Community: Irrungadji (Nullagine)


“This Karlamilyi area, big land. That’s a ngurra (home Country, camp) belonging to our old people, Warnman people. We talk for our land, our jila (snake). I grew up in this Country, my Country. This land belongs to our father. In pujiman (traditional, desert dwelling) days I walked around here, used to walk up and down tuwa (sandhill) and back to the main camp belonging to Martu. We are Warnman ladies, painting Kintyre and Karlamilyi. We can share this Country.”

 - Sisters Wurta Amy French and Jatarr Lily Long


Wurta is a Warnman woman and custodian of the Karlamilyi (Rudall River) region. She was born in the late 1930’s at Wantili (Warntili, Canning Stock Route Well 25), and is the eldest sister of fellow Martumili Artist Jatarr Lily Long. Before Jatarr was born, Wurta lived in the Karlamily region with her parents. Following Jatarr’s birth the two sisters grew up together further east, in the area surrounding Tiwa (Canning Stock Route Well 26). Tiwa is a water source located east of Parnngurr Aboriginal Community, and just west of a culturally significant group of hills called Partujarrapirri. 

Wurta distinctly remembers one of her first encounters with whitefellas, when a plane flew overhead whilst the sisters were out hunting. Both petrified, they ran away and hid until the plane had passed. Later, her family returned to the Karlamily region for a time, moving between camps located all along the Karlamily River and up to the large salt lake, Nyayartakujarra (Lake Dora). In the late 1940’s Wurta’s family “leave Karlamilyi behind” (Wurta Amy French). Together they travelled on foot for more than 200 kilometres to Jigalong Mission, where a supply of rationed food and water was assured. There they were reunited with family members that had already moved in from the desert. Whilst living at Jigalong, Wurta’s youngest sister Helen Dale Samson was born and Wurta married her promised husband. 
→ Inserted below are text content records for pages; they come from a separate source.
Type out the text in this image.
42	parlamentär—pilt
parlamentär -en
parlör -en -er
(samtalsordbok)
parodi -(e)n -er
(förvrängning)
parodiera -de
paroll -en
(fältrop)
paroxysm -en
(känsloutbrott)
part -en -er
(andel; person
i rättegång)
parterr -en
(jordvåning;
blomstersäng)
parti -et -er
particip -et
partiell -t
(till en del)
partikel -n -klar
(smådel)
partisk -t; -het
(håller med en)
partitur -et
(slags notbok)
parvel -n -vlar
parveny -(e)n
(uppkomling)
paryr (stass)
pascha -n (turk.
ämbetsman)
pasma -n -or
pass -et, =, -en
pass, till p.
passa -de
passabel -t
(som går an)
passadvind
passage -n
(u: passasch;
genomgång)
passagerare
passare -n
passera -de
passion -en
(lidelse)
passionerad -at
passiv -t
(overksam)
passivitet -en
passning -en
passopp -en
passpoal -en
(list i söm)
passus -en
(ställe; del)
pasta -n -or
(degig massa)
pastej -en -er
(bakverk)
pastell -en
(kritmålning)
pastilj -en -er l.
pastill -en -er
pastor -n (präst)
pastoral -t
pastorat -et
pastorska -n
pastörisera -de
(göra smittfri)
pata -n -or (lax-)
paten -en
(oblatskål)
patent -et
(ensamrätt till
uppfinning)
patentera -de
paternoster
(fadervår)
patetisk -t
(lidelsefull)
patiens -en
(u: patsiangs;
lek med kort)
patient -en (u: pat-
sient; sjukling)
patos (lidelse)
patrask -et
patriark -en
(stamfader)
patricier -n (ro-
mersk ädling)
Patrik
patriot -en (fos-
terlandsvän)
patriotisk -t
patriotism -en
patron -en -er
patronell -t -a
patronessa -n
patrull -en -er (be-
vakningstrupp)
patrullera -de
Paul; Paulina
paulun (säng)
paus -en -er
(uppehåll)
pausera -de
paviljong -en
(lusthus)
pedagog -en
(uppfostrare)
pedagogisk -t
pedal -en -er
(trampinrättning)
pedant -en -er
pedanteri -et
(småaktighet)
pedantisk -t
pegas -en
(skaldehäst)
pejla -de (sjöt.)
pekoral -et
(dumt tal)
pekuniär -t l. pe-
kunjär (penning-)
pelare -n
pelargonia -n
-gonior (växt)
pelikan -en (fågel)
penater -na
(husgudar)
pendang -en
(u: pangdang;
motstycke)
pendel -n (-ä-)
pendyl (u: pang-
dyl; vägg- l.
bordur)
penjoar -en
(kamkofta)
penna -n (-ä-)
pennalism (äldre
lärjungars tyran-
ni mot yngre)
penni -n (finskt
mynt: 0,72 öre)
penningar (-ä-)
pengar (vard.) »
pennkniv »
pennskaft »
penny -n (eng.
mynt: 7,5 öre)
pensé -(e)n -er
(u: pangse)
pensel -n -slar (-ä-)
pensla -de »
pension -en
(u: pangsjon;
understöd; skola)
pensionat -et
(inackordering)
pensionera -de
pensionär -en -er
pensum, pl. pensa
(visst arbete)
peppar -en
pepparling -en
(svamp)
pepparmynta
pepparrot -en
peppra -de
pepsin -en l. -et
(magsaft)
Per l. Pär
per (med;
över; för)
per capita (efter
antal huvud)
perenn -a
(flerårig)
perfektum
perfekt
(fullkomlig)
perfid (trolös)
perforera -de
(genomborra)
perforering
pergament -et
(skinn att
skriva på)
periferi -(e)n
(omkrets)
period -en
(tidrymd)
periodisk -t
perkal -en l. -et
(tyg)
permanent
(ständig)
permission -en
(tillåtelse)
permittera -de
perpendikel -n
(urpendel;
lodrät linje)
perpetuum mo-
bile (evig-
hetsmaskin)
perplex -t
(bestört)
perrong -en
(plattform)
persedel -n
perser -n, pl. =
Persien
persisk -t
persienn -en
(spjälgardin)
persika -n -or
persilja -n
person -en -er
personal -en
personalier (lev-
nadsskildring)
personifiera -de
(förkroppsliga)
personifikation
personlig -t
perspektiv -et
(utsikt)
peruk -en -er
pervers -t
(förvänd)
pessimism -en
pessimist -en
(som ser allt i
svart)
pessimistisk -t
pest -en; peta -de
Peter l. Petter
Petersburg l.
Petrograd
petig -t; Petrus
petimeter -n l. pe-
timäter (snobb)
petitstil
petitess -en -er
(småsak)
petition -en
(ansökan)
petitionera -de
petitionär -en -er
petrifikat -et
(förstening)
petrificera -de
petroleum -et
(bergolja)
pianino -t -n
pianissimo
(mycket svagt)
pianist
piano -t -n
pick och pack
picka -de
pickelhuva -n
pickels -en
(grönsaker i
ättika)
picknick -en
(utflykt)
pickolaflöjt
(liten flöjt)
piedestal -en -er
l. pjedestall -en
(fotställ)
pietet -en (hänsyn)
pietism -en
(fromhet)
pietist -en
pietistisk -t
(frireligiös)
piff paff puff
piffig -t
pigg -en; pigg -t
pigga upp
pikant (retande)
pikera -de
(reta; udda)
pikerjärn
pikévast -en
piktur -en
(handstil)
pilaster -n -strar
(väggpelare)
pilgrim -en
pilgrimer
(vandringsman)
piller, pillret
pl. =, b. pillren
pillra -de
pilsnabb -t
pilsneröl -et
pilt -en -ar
In Jigalong Wurta and Jatarr transitioned to a life as a stockwoman; “In Jigalong people, kids and all used to work there, mustering in station for ration. I stopped in dormitory… with my two sister” (Wurta Amy French). From Jigalong Wurta worked on Bonney Downs Station and several stations around Meekatharra before moving to Irrungadji, Nullagine, where she continues to live with her sister Jatarr, her children and grandchildren.

Wurta and Jatarr paint individually and also collaboratively, primarily depicting their ngurra in Karlamilyi; its animals, plants, waterholes and associated Jukurrpa (Dreaming) stories. Wurta is known for her bold use of colours and surreal landscapes, blending aerial and frontal perspectives. She has exhibited extensively since the inception of Martumili Artists in 2006 in galleries throughout Australia, in Singapore and the USA.